Jalview also can be used for collaboration. "You can share your alignments and your analysis, so if you do some complex analysis, you can save that as a project, which you can then give somebody else and they can open it and they will see exactly what you saw," Barton said. "We have tried to maintain that ability with every new feature, that it can be saved or restored with the project."
The current software incorporates the Jmol and Chimera visualizers, both of which are widely used for visualizing 3D molecule structures. "They integrate very closely with Jalview and that gives you a lot of power to go from sequence-level and evolution-level information through to three-dimensional structures and back," Barton said.
Early releases could run on web browsers or be embedded into other web pages. Barton said that more than 200,000 pages had some form of this Java-based software. But security changes introduced in the last four years or so have made it impossible to run Java applications on web pages.
Barton called Hanson's method "magic." To this end, Hanson — who also developed Jmol — appeared in a wizard costume at the Jalview booth at the Intelligent Systems for Molecular Biology and European Conference on Computational Biology conference in Basel, Switzerland, last month.
"JalviewJS simplifies the use of Jalview for people, particularly in teaching, since it does not require any software to be installed on the computer, but the original Jalview can handle bigger problems faster," Hanson explained.
Barton estimated that Jalview has 60,000 to 70,000 regular users worldwide, who have found many different applications for the software.
Tasks have included loading sets of unaligned protein sequences obtained by searching the EMBL-EBI Uniprot protein sequence database; calculation of trees to show relationships between aligned sequences; identification of sequences for which there is a corresponding 3D structure, then displaying these structures overlaid in Chimera or Jmol; and cross-referencing of proteins with EMBL-EBI's Ensembl genome database, then returning the full-length gene and related annotated transcripts and aligned protein products, according to Barton.

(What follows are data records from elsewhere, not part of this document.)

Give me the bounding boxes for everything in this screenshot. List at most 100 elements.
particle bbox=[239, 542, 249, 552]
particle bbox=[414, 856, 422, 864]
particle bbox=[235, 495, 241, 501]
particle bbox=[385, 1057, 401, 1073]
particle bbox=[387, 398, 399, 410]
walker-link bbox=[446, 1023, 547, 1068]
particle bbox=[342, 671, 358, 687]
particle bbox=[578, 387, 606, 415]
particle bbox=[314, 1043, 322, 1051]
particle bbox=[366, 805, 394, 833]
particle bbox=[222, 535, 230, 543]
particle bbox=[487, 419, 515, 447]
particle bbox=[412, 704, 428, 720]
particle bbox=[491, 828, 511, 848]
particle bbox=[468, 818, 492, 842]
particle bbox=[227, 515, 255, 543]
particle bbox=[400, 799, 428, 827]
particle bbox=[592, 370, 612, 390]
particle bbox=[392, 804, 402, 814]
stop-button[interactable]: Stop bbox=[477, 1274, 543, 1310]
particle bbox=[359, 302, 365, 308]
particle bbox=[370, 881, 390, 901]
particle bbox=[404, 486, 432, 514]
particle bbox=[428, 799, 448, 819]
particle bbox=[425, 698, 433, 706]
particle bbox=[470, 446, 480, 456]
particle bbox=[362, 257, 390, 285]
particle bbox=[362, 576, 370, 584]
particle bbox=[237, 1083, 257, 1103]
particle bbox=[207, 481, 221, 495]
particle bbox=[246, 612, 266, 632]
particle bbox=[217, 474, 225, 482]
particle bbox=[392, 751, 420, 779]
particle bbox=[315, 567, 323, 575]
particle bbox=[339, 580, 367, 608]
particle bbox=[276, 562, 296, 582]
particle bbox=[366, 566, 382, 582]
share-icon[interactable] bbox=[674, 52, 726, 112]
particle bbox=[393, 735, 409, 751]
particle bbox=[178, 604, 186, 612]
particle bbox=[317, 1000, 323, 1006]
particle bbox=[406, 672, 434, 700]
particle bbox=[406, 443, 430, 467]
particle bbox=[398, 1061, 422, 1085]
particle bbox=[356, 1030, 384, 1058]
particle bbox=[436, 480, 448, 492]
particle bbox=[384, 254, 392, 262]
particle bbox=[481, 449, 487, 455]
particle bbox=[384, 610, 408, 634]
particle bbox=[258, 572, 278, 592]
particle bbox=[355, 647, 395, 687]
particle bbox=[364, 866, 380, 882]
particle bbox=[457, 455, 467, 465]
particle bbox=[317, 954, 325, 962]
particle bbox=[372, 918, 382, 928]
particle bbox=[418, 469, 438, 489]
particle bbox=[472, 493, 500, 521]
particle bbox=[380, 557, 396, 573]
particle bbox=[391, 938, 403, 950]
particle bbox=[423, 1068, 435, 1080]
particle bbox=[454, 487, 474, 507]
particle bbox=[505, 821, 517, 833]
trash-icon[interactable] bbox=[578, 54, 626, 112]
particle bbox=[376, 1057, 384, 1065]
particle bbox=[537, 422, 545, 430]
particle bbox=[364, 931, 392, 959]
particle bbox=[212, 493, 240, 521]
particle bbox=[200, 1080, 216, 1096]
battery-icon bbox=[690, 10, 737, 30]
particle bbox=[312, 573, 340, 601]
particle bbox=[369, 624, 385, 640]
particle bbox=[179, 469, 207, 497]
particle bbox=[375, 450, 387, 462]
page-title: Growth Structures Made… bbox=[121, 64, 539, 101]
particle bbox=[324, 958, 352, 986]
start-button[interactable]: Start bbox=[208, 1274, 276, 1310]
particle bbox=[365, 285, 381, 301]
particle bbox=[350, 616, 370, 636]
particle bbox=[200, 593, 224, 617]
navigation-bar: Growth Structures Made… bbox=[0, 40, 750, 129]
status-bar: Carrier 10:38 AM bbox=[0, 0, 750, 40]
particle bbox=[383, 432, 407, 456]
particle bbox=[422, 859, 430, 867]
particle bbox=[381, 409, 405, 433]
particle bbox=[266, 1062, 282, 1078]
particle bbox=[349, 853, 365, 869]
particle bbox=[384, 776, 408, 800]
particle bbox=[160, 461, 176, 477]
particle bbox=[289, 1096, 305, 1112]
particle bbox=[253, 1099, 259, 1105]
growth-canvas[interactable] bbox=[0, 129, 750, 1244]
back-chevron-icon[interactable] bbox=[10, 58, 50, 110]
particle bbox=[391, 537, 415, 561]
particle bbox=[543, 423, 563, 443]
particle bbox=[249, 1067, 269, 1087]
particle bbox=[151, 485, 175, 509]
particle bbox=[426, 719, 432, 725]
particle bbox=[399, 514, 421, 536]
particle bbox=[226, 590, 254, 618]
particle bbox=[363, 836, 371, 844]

"It's used extensively in teaching as well as in research because it's quite easy to get up and running and you can do quite sophisticated things in a simple way," Barton added. In addition to medical schools and universities, secondary schools have started to incorporate Jalview into biochemistry, genomics, and biotechnology classes, he said.
Barton's Dundee group has responded to this growing demand by creating a series of short YouTube videos on how to get started with Jalview in research and educational settings alike. "You can dip in and learn how to use it relatively quickly, rather than to read a complicated manual, although there is a complicated manual as well, of course," he said.

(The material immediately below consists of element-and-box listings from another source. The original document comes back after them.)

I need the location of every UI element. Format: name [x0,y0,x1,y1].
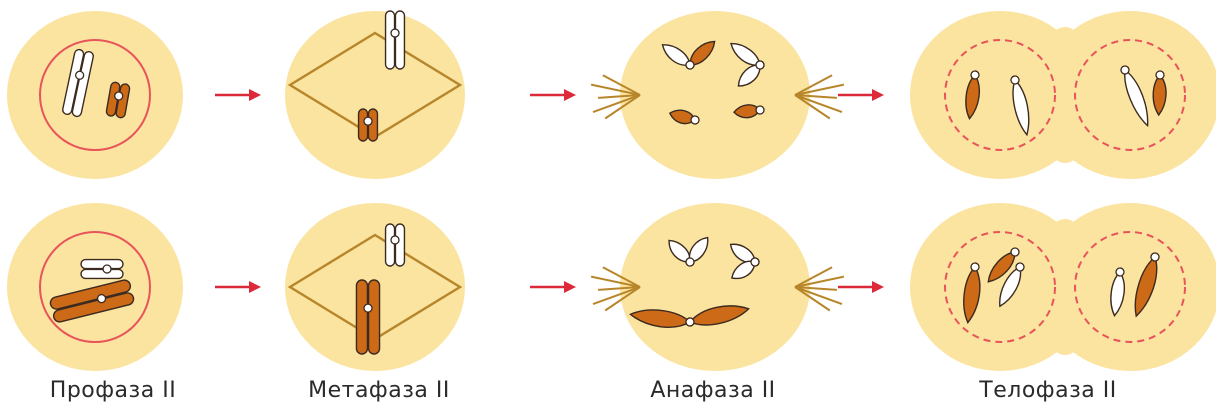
arrow-head [872,89,884,101]
arrow-head [249,89,261,101]
stage-label-metaphase-ii: Метафаза II [249,378,509,410]
centromere [970,70,979,79]
stage-label-anaphase-ii: Анафаза II [583,378,843,410]
chromosome-small-white [81,260,123,279]
chromatid [81,260,123,269]
centromere [364,117,372,125]
centromere [970,262,979,271]
chromosome-white-metaphase [386,224,405,266]
anaphase-cell-top [620,11,810,179]
arrow-3-bottom [838,281,884,293]
centromere [391,236,399,244]
centromere [1115,267,1124,276]
chromatid [386,11,395,69]
chromatid [81,269,123,278]
metaphase-cell-top [285,11,465,179]
arrow-3-top [838,89,884,101]
centromere [1010,75,1019,84]
prophase-cell-top [7,11,183,179]
stage-label-prophase-ii: Профаза II [0,378,243,410]
arrow-2-top [530,89,576,101]
arrow-2-bottom [530,281,576,293]
centromere [391,29,399,37]
centromere [685,317,694,326]
chromatid [356,280,367,354]
chromatid [386,224,395,266]
telophase-cell-top [910,11,1216,179]
centromere [103,265,111,273]
centromere [364,304,372,312]
chromatid [395,224,404,266]
chromosome-orange-metaphase [356,280,379,354]
telophase-cell-bottom [910,203,1216,371]
stage-label-telophase-ii: Телофаза II [918,378,1178,410]
centromere [756,106,764,114]
arrow-head [249,281,261,293]
arrow-1-bottom [215,281,261,293]
arrow-1-top [215,89,261,101]
chromosome-orange-metaphase [359,109,378,141]
chromosome-white-metaphase [386,11,405,69]
arrow-head [564,89,576,101]
arrow-head [564,281,576,293]
telophase-bridge [1035,219,1095,355]
anaphase-cell-bottom [620,203,810,371]
chromatid [395,11,404,69]
arrow-head [872,281,884,293]
chromatid [369,280,380,354]
telophase-bridge [1035,27,1095,163]
centromere [1156,71,1165,80]
centromere [114,91,123,100]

Barton added that his research group has been trying to extend its limited resources by partnering with organizations that seek to bring bioinformatics into schools. Jalview is fully open-source, so outside developers contribute as well.

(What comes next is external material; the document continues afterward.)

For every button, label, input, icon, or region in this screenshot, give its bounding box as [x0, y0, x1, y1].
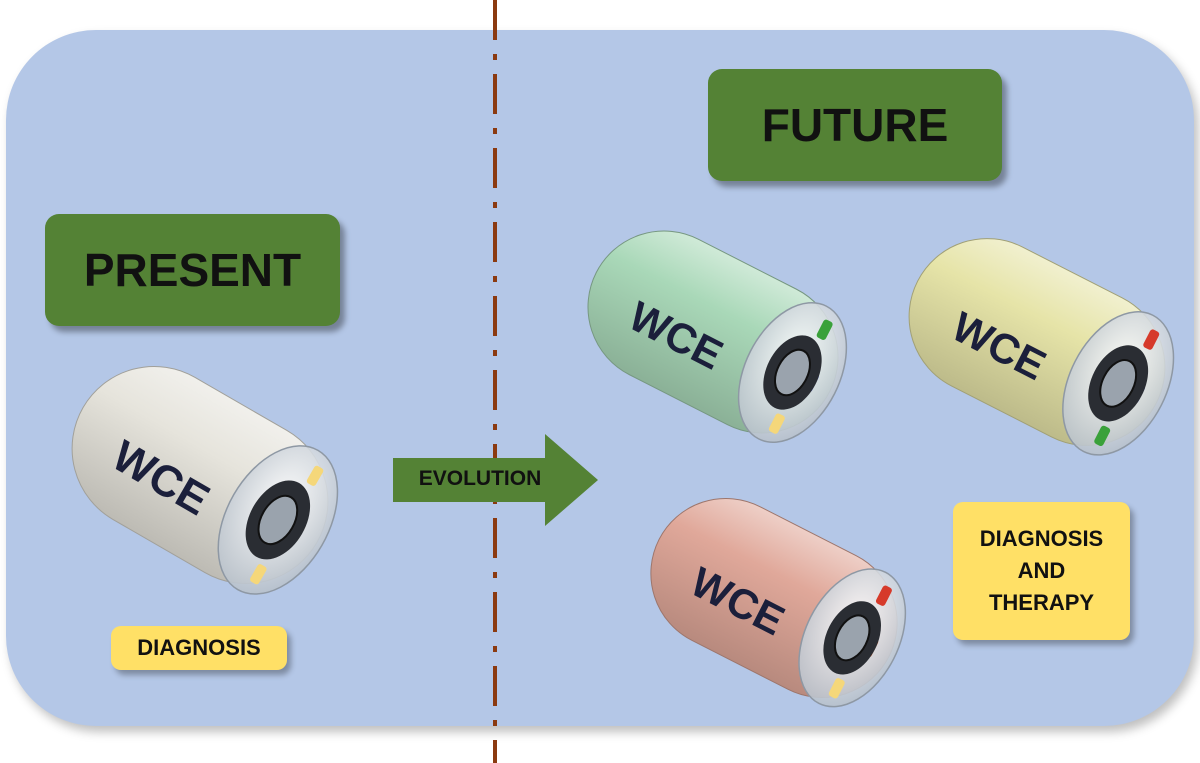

"It's really a research tool and it's driven by its research goals," Barton said of Jalview. "My view is that Jalview enables you to link from the network effect through to protein structure and then onward to protein-drug interactions.
"My interest is to try to bring those different aspects of research together in a way and navigate between human genetic variation, population variation, and evolution by looking at alignments and 3D structure in a way that is currently a little bit difficult to do."